C’était un rire profond et libre, de ceux qui apaisent l’âme, venant de la pièce où personne n’était entré depuis la mort de sa femme, Sofia.
Lorsqu’il regarda dehors, il vit Carmen allongée sur le sol en marbre, des gants de caoutchouc jaunes aux pieds.
Léo et Santi, les jumeaux de deux ans, tiraient sur les gants avec une joie débordante, comme si cette immense maison froide était le plus beau parc du monde.
À cet instant, Alejandro comprit que cette femme, arrivée quelques semaines plus tôt avec une simple valise et sans aucun diplôme, avait accompli ce que l’argent ne pourrait jamais acheter.

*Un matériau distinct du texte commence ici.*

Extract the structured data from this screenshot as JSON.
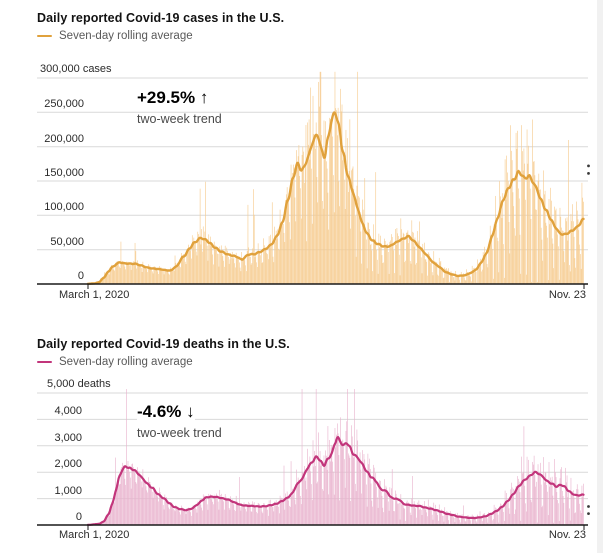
{
  "page": {
    "background": "#ffffff",
    "right_strip_color": "#f1f1f1"
  },
  "chart_data": [
    {
      "type": "bar+line",
      "title": "Daily reported Covid-19 cases in the U.S.",
      "legend": "Seven-day rolling average",
      "annotation": "+29.5% ↑",
      "annotation_sub": "two-week trend",
      "y_top_label": "300,000 cases",
      "x_start_label": "March 1, 2020",
      "x_end_label": "Nov. 23",
      "ylim": [
        0,
        300000
      ],
      "yticks": [
        {
          "label": "250,000",
          "value": 250000
        },
        {
          "label": "200,000",
          "value": 200000
        },
        {
          "label": "150,000",
          "value": 150000
        },
        {
          "label": "100,000",
          "value": 100000
        },
        {
          "label": "50,000",
          "value": 50000
        },
        {
          "label": "0",
          "value": 0
        }
      ],
      "line_color": "#E0A13C",
      "bar_color": "#F6CB8E",
      "axis_color": "#1a1a1a",
      "grid_color": "#d9d9d9",
      "days_total": 632,
      "end_marker_values": [
        172000,
        161000
      ],
      "avg_series_points": [
        [
          0,
          300
        ],
        [
          8,
          900
        ],
        [
          14,
          2500
        ],
        [
          20,
          9000
        ],
        [
          26,
          18000
        ],
        [
          31,
          25000
        ],
        [
          40,
          31500
        ],
        [
          47,
          30000
        ],
        [
          55,
          29500
        ],
        [
          60,
          29500
        ],
        [
          68,
          27000
        ],
        [
          75,
          24000
        ],
        [
          83,
          22500
        ],
        [
          92,
          21500
        ],
        [
          100,
          20000
        ],
        [
          105,
          19500
        ],
        [
          112,
          25000
        ],
        [
          122,
          40000
        ],
        [
          130,
          52000
        ],
        [
          135,
          60000
        ],
        [
          144,
          67000
        ],
        [
          150,
          64500
        ],
        [
          155,
          60000
        ],
        [
          162,
          53000
        ],
        [
          170,
          47000
        ],
        [
          180,
          42500
        ],
        [
          186,
          41000
        ],
        [
          190,
          39500
        ],
        [
          196,
          35500
        ],
        [
          205,
          43000
        ],
        [
          212,
          43500
        ],
        [
          220,
          47000
        ],
        [
          228,
          52000
        ],
        [
          235,
          59000
        ],
        [
          242,
          72000
        ],
        [
          248,
          90000
        ],
        [
          255,
          122000
        ],
        [
          261,
          152000
        ],
        [
          267,
          176000
        ],
        [
          271,
          167000
        ],
        [
          275,
          168000
        ],
        [
          281,
          186000
        ],
        [
          288,
          211000
        ],
        [
          293,
          218000
        ],
        [
          298,
          194000
        ],
        [
          302,
          184000
        ],
        [
          306,
          212000
        ],
        [
          310,
          235000
        ],
        [
          315,
          252000
        ],
        [
          320,
          230000
        ],
        [
          325,
          193000
        ],
        [
          331,
          160000
        ],
        [
          337,
          137000
        ],
        [
          344,
          110000
        ],
        [
          350,
          88000
        ],
        [
          356,
          73000
        ],
        [
          363,
          63000
        ],
        [
          370,
          58000
        ],
        [
          378,
          54500
        ],
        [
          385,
          55000
        ],
        [
          392,
          60000
        ],
        [
          400,
          65000
        ],
        [
          409,
          69500
        ],
        [
          416,
          62000
        ],
        [
          424,
          52000
        ],
        [
          432,
          42000
        ],
        [
          440,
          31500
        ],
        [
          448,
          25000
        ],
        [
          456,
          17500
        ],
        [
          464,
          14000
        ],
        [
          472,
          11800
        ],
        [
          480,
          12500
        ],
        [
          488,
          16000
        ],
        [
          495,
          21000
        ],
        [
          502,
          32000
        ],
        [
          509,
          46500
        ],
        [
          516,
          72000
        ],
        [
          523,
          98000
        ],
        [
          530,
          124000
        ],
        [
          537,
          141000
        ],
        [
          543,
          152000
        ],
        [
          549,
          163000
        ],
        [
          553,
          160000
        ],
        [
          557,
          153000
        ],
        [
          562,
          158000
        ],
        [
          567,
          150000
        ],
        [
          572,
          139000
        ],
        [
          578,
          122000
        ],
        [
          584,
          108000
        ],
        [
          590,
          95000
        ],
        [
          596,
          83000
        ],
        [
          602,
          73500
        ],
        [
          607,
          72000
        ],
        [
          612,
          74000
        ],
        [
          617,
          77500
        ],
        [
          622,
          81000
        ],
        [
          627,
          87000
        ],
        [
          632,
          95000
        ]
      ]
    },
    {
      "type": "bar+line",
      "title": "Daily reported Covid-19 deaths in the U.S.",
      "legend": "Seven-day rolling average",
      "annotation": "-4.6% ↓",
      "annotation_sub": "two-week trend",
      "y_top_label": "5,000 deaths",
      "x_start_label": "March 1, 2020",
      "x_end_label": "Nov. 23",
      "ylim": [
        0,
        5000
      ],
      "yticks": [
        {
          "label": "4,000",
          "value": 4000
        },
        {
          "label": "3,000",
          "value": 3000
        },
        {
          "label": "2,000",
          "value": 2000
        },
        {
          "label": "1,000",
          "value": 1000
        },
        {
          "label": "0",
          "value": 0
        }
      ],
      "line_color": "#C2357B",
      "bar_color": "#E9B3CE",
      "axis_color": "#1a1a1a",
      "grid_color": "#d9d9d9",
      "days_total": 632,
      "end_marker_values": [
        700,
        430
      ],
      "avg_series_points": [
        [
          0,
          5
        ],
        [
          14,
          40
        ],
        [
          20,
          130
        ],
        [
          26,
          400
        ],
        [
          31,
          800
        ],
        [
          36,
          1350
        ],
        [
          40,
          1850
        ],
        [
          44,
          2100
        ],
        [
          48,
          2230
        ],
        [
          53,
          2150
        ],
        [
          58,
          2100
        ],
        [
          64,
          1950
        ],
        [
          70,
          1750
        ],
        [
          76,
          1550
        ],
        [
          82,
          1400
        ],
        [
          90,
          1150
        ],
        [
          97,
          1000
        ],
        [
          104,
          820
        ],
        [
          110,
          680
        ],
        [
          118,
          600
        ],
        [
          125,
          560
        ],
        [
          132,
          620
        ],
        [
          140,
          780
        ],
        [
          146,
          950
        ],
        [
          152,
          1060
        ],
        [
          160,
          1070
        ],
        [
          166,
          1050
        ],
        [
          173,
          1000
        ],
        [
          180,
          950
        ],
        [
          187,
          850
        ],
        [
          195,
          760
        ],
        [
          202,
          730
        ],
        [
          210,
          720
        ],
        [
          218,
          700
        ],
        [
          226,
          710
        ],
        [
          233,
          750
        ],
        [
          240,
          800
        ],
        [
          247,
          900
        ],
        [
          254,
          1020
        ],
        [
          260,
          1180
        ],
        [
          267,
          1550
        ],
        [
          273,
          1750
        ],
        [
          280,
          2150
        ],
        [
          286,
          2400
        ],
        [
          292,
          2600
        ],
        [
          297,
          2400
        ],
        [
          301,
          2250
        ],
        [
          306,
          2500
        ],
        [
          311,
          2700
        ],
        [
          315,
          3100
        ],
        [
          318,
          3340
        ],
        [
          322,
          3150
        ],
        [
          326,
          3000
        ],
        [
          330,
          3130
        ],
        [
          334,
          2950
        ],
        [
          338,
          2700
        ],
        [
          344,
          2550
        ],
        [
          350,
          2300
        ],
        [
          356,
          2000
        ],
        [
          362,
          1800
        ],
        [
          368,
          1650
        ],
        [
          372,
          1400
        ],
        [
          376,
          1320
        ],
        [
          381,
          1280
        ],
        [
          386,
          1050
        ],
        [
          391,
          1000
        ],
        [
          397,
          960
        ],
        [
          403,
          790
        ],
        [
          409,
          760
        ],
        [
          416,
          730
        ],
        [
          423,
          720
        ],
        [
          430,
          660
        ],
        [
          437,
          620
        ],
        [
          444,
          560
        ],
        [
          451,
          500
        ],
        [
          458,
          420
        ],
        [
          465,
          380
        ],
        [
          472,
          320
        ],
        [
          479,
          295
        ],
        [
          486,
          270
        ],
        [
          493,
          265
        ],
        [
          500,
          290
        ],
        [
          507,
          330
        ],
        [
          514,
          420
        ],
        [
          521,
          530
        ],
        [
          528,
          680
        ],
        [
          535,
          900
        ],
        [
          542,
          1150
        ],
        [
          549,
          1450
        ],
        [
          556,
          1680
        ],
        [
          563,
          1850
        ],
        [
          570,
          2000
        ],
        [
          575,
          1950
        ],
        [
          580,
          1830
        ],
        [
          586,
          1650
        ],
        [
          592,
          1560
        ],
        [
          598,
          1450
        ],
        [
          603,
          1530
        ],
        [
          608,
          1450
        ],
        [
          613,
          1290
        ],
        [
          618,
          1180
        ],
        [
          623,
          1120
        ],
        [
          628,
          1130
        ],
        [
          632,
          1150
        ]
      ]
    }
  ]
}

Elle avait redonné vie à une maison qui semblait morte.
Mais l’illusion fut de courte durée.
L’arrivée inattendue de Monica brisa le charme, déposant sur la table un vieux dossier d’expulsion et un licenciement rapide pour « manipulation émotionnelle » à son précédent emploi.
« Il s’attaque aux enfants de familles riches pour les exploiter, Alejandro », murmura Monica, le regard perçant tandis qu’elle s’approchait. « Il a ruiné la famille Villarreal, et maintenant il s’en prend à la vôtre. »
Alejandro serra les dents jusqu’à ce que ses jointures blanchissent.
Il leva les yeux vers la porte du bureau entrouverte.
Carmen, terrifiée, serrait contre elle les petits manteaux des jumeaux, les yeux embués de larmes, tandis qu’elle écoutait leur verdict.
PARTIE 2

Le silence qui régnait dans le bureau était pesant.
Alejandro ne quittait pas Carmen des yeux, scrutant son visage marqué par le travail à la recherche du moindre signe de la froideur calculatrice décrite par Monica.
« Monsieur Garza, je peux vous expliquer… » murmura Carmen d’une voix étranglée, mais elle releva le menton.
Elle ne céda pas ; sa dignité était le seul luxe qu’elle ne laisserait jamais lui être volé.
« Les menteurs ont toujours une excuse toute prête », interrompit Monica, les bras croisés, son sourire dissimulant ses yeux. « C’est pour ça que je ne suis pas venue seule. »
Monica se dirigea vers les portes doubles du bureau et les ouvrit en grand.
Mme Villarreal apparut sur le seuil, une mondaine au visage tendu serrant son sac à main de marque.
C’était l’ancienne employeuse de Carmen, celle-là même qui l’avait soi-disant licenciée pour avoir tenté de voler l’amour de ses enfants et de ruiner son mariage.
Le cœur d’Alexander battait la chamade.

Il avait failli perdre la seule personne qui avait essuyé les larmes de ses enfants aux aurores.
Carmen baissa les yeux, vaincue, serrant les manteaux des enfants contre elle comme s’ils étaient son seul espoir de survie au milieu d’un naufrage imminent.
« Allez, Silvia, » l’encouragea Monica en lui tapotant l’épaule. « Dis à Alejandro exactement ce que cette femme a fait à ta famille. »
Mme Villarreal déglutit difficilement, son regard se portant d’abord sur le document posé sur la table, puis sur le visage terrifié de l’employée.

Retenant son souffle, Alejandro s’apprêtait à ordonner à Carmen de faire ses valises.
Mais lorsque Mme Villarreal prit enfin la parole, ses mots firent trembler la maison.